Loren Eiseley is an amazing writer, a scientist with appreciation of the mysterious and miraculous; read all of his books (Immense Journey is his first, a great place to start), including his biography, A Fox at the Edge of the Woods by Gale E. Christianson, which was his description of mankind, "having emerged from the wilderness, we are now separate from it, and actually fear it, like a fox at the edge of the woods."

All of Joseph Campbell's books and television series on PBS are worth experiencing, and they'll help you understand all religions and cultures, as well as myths and parables.

Bill Bryson is the funniest non-fiction writer, once you start, you'll read all of his, the three of his I've read all made this list (#13, 14, 33). He's an American who emigrated to England, where "they don't destroy everything from the past to build strip malls" (from Thunderbolt Kid, about growing up in the American midwest, similar to Jean Shepherd from another generation).

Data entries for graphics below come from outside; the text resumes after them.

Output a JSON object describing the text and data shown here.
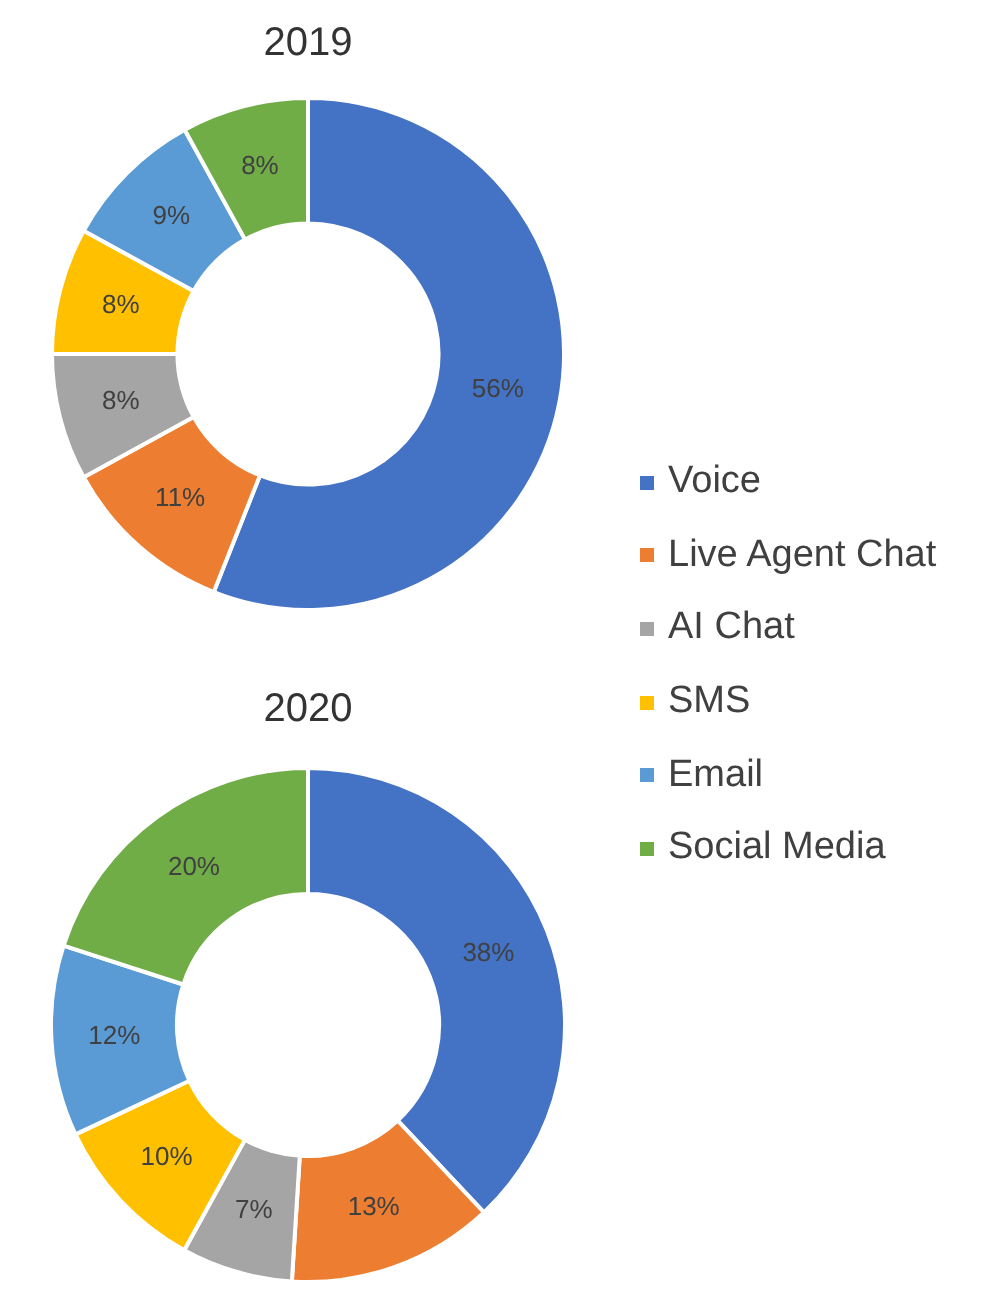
{
  "chart_data": {
    "type": "donut",
    "categories": [
      "Voice",
      "Live Agent Chat",
      "AI Chat",
      "SMS",
      "Email",
      "Social Media"
    ],
    "colors": [
      "#4472c4",
      "#ed7d31",
      "#a5a5a5",
      "#ffc000",
      "#5b9bd5",
      "#70ad47"
    ],
    "series": [
      {
        "name": "2019",
        "values": [
          56,
          11,
          8,
          8,
          9,
          8
        ],
        "value_labels": [
          "56%",
          "11%",
          "8%",
          "8%",
          "9%",
          "8%"
        ]
      },
      {
        "name": "2020",
        "values": [
          38,
          13,
          7,
          10,
          12,
          20
        ],
        "value_labels": [
          "38%",
          "13%",
          "7%",
          "10%",
          "12%",
          "20%"
        ]
      }
    ],
    "legend": "right"
  }
}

Alan Watts wrote The Wisdom of Insecurity near the end of his life to "clear up confusion caused by my other books"; it's a succinct philosophy of wisdom that everyone should read: "the only constant is change, if you become rooted in anything, it will eventually change..."

We Were Soldiers Once is the most harrowing war book I've ever read, and its far better than the Mel Gibson film based on it.